Happy New Year! Can you believe that it’s already a new year? 2018 was crazy and hard and wonderful and I think that is why it flew by so fast. Who ate way too much during the holidays…? I did. Whoops. I know my body will be thanking me as I strive to put healthy, nourishing, food back into it so I concocted a nice light meal plan for this week. Oh and healthy, light food can still be filling and satisfying. I hope you enjoy this week’s meal plan.
Any recipe I add in these meal plans are my own or recipes that I have found over the years and have been tried and true winners for our family. Next to the recipe I will note any changes I made and any dietary specifications. Of course, you know the size of the crowd you’re cooking for, so if you are going to follow this week’s meal plan, look at the portions to decide if you will need to double/triple/whatever the recipe. This meal plan includes dinner, lunch, and breakfast. Yes, we eat a lot of leftovers, yes we eat the same thing for breakfast and lunch 7 days in a row (usually) but it saves money and time and that’s why I spend so much time looking for recipes and coming up with recipes we love.
Hey, stop. Before you go any further, if you haven’t read how I meal plan, you might want to check it out to understand this a little better. Cool, thanks.
Dinner 1 (M/TH): Pinch of Yum’s Avocado Kale Caesar Salad with Sweet potato Fries
Pinch of Yum is always dishing out some of my favorite go to recipes if you haven’t noticed already. This meal is quick to throw together. Chop up your sweet potatoes and season them as you like, throw em’ in the oven for a while and then as they cook make up your quick and easy avocado Caesar dressing and toss it together with some kale, nuts, and parmesan. Who doesn’t love the salad, French fry combo…?
Dinner 2 (T/F): Well Fed Familia’s Fall Vegetable Soup
I know I am biased because I came up with this recipe BUT this has got to be one of the coziest most comforting soups I have ever eaten and when you live in the frigid snowy north, you need cozy soups. It is vegan, full of nourishing veggies, and oh so creamy, thank you coconut milk! My husband agrees with me on this one too. It is the middle of winter so why not get cozy with this delicious soup?
Dinner 3 (W/Sat): Pinch of Yum’s Moroccan Spiced Chickpea Glow Bowl
This nutritious and vibrant dish is so satisfying that you won’t even realize how light it is. The flavor packed Moroccan chickpeas go along so nicely with the couscous and crunch of sliced cucumbers and the tanginess of yogurt. Totally a mouth party. Two thumbs up.
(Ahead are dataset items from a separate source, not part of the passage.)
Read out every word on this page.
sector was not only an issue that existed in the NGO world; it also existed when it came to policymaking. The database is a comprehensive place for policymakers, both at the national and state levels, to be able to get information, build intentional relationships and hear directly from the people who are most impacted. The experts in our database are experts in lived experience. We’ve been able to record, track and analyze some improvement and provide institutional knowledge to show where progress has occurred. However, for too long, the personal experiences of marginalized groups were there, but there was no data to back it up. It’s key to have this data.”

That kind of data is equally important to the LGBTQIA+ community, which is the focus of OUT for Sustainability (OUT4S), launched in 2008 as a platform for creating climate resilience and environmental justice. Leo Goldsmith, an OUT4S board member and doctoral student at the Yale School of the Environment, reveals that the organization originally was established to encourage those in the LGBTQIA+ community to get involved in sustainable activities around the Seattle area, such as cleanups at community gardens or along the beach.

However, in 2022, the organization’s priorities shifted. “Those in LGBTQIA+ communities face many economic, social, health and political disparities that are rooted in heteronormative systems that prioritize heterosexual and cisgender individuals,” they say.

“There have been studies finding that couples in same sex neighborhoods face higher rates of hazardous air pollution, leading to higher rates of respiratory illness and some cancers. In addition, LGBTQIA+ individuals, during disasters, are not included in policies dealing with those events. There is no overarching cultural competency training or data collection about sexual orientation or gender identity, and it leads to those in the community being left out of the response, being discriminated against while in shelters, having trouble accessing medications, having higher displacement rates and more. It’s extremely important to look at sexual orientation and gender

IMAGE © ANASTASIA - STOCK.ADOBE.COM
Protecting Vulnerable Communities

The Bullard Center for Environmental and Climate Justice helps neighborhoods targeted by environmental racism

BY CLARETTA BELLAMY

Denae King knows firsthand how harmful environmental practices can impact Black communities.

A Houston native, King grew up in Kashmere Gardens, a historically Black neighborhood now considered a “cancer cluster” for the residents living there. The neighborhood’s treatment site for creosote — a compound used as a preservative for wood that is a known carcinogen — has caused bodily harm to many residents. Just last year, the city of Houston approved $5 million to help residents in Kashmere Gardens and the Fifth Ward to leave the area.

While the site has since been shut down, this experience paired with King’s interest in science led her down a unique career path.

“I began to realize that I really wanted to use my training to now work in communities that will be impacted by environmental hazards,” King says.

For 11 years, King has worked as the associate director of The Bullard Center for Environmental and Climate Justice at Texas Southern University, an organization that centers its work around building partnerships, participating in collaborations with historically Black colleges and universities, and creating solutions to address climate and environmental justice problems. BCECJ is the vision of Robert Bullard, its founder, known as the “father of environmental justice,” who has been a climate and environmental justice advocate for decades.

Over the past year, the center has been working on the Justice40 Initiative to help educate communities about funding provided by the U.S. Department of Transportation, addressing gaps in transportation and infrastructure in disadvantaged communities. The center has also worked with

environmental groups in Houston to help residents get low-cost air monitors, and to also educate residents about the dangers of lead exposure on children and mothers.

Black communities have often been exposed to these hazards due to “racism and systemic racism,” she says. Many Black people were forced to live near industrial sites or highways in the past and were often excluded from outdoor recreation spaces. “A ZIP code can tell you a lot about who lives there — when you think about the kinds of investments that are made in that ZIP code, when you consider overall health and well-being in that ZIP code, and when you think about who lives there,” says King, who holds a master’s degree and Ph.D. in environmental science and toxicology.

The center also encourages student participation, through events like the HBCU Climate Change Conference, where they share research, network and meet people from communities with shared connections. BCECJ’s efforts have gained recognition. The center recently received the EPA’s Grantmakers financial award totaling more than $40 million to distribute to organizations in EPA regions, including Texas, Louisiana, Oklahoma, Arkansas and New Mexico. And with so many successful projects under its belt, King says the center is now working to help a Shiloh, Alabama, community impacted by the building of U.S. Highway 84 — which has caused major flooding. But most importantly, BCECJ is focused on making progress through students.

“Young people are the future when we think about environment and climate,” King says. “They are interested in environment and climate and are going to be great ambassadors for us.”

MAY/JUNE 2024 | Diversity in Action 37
Dinner 4 (Sun): Well Fed Familia’s Squash and Lemon Rosemary Empanadas
Overall I am enjoying winter but a little part of me is starting to long for summer. I think that is why these wonderful vibrant little empanadas made it into the meal plan this week. If you are from the South you know all about empanadas but up here in Michigan’s Upper Peninsula the people here would consider this a pasty. Funny how similar foods are called something else in different regions. Anyway, these empanadas are light, fluffy, and filled with healthy veggies and goat cheese and light flavors such as herbs and lemon. Make some hummus and dip them for extra flavor points.
Lunch for all: Cookie and Kate’s Spiced Vegan Lentil Soup
To pull of feeding 3 of us lunch for a full week I make a GIANT pot of this and then a giant pot of rice because my husband eats 3-9x as much as an average human. This soup is a favorite around here. It is such a healthy and light soup but the full flavors definitely don’t leave you lacking. It is quick and easy to throw together and then you have lunch for the whole gang for days!
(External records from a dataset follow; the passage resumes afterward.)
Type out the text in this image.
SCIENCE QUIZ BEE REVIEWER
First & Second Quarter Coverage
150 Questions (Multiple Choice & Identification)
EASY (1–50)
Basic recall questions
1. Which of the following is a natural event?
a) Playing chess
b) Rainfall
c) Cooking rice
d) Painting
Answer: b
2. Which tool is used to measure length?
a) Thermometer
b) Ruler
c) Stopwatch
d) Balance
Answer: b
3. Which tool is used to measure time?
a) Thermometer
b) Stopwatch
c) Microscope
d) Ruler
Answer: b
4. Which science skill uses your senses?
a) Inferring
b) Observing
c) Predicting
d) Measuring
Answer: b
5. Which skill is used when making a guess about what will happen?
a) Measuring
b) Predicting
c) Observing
Breakfast for husband and toddler: Old fashioned rolled oats with berries, bananas, and peanut butter every dang day because it is cheap, filling, and nutritious.
Breakfast for me: Well Fed Familia’s Vegan Morning Power Protein Smoothie
I get fixated on a breakfast item and eat it for breakfast everyday for about a month and then I get sick of it and take a few months off before I eat it again. Well in September I got on a smoothie kick. Loads of goodness and healthy protein keeps me fueled and full for the morning until lunchtime and my toddler always steals at least 10 sips as well. If you don’t want to do the protein powder just throw in ¼ cup of oats which will give you extra protein and help to fill you up.
I hope this helps give you some ideas for your weekly menu. Whether you use just one of these recipes or the whole meal plan, I wish you happy cooking and eating. As always, stay well fed my friends!